Sein Aufbegehren gegen den Stillstand hat etwas Jugendliches, ebenso wie die immer wieder aufflackernde Arroganz („Sind wir selber Götter!“), oder die Suche nach Fundamenten, die im wahrsten Sinne des Wortes „unverwüstlich“ sind („Treue bis zum Grabe!“ in „Die Krähe“). Das Empfinden des Stillstands, das „sich fallen lassen“ und den Fall gleichzeitig glasklar zu reflektieren, das Gefühl, nichts zu spüren, die Arroganz, die schneidende Ironie, eine ungestillte Todessehnsucht, das Meiden der Welt: Diese extremen Grenzerfahrungen gehören gleichzeitig zu jugendlichen Grunderfahrungen. ie können manchmal in Aggressionen umschlagen und bei einigen Jugendlichen zu körperlichen Verweigerungssymptomen führen.
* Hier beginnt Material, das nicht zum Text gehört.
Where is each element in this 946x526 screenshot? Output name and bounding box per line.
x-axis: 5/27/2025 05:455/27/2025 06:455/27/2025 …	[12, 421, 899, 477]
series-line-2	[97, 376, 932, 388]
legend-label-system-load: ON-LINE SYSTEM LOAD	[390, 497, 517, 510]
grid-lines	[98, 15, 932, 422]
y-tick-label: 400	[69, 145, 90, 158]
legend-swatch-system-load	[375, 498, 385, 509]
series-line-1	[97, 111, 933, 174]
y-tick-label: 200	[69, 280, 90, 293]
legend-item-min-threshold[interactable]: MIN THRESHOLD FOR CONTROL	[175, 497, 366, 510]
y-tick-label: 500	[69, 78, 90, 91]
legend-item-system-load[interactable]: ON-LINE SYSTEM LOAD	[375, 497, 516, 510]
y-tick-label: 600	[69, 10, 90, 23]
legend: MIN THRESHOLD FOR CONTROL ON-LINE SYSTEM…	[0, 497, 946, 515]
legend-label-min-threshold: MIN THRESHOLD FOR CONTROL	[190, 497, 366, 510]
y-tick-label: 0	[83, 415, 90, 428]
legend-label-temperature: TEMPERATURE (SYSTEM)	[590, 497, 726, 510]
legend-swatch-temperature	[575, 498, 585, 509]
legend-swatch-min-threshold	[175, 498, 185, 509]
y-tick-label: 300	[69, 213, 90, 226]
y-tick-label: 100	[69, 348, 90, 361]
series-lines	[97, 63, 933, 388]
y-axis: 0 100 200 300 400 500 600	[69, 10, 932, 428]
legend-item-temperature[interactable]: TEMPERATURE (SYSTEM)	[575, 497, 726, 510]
Als Beispiel wäre hier die Magersucht aufgeführt, die oft als eine Reise in die Eiswüste empfunden wird: streng auf den Tod zu, scheinbar klar im Denken, weil vom Körper abgeschnitten, und frierend aufgrund von Nahrungsmittelentzug; als könnte, wer einmal vom Baum der Erkenntnis gegessen hat, nichts mehr anderes zu essen („ihr werdet sein wie Gott“ sagte die Schlange).

Die Magersucht stellt dem Stillstand der Erwachsenen (die „Schlafenden“ in „Im Dorfe“) den eigenen körperlichen Stillstand entgegen –alles, bloß nicht erwachsen werden. So gesehen lässt sich die Winterreise als eine Art „Album für die Jugend“ deuten – und zwar einer Jugend, die anfällig ist und diesen Anfälligkeiten nachgeht – erwachsen gesprochen: einer Jugend, die ihre Jugend verschwendet.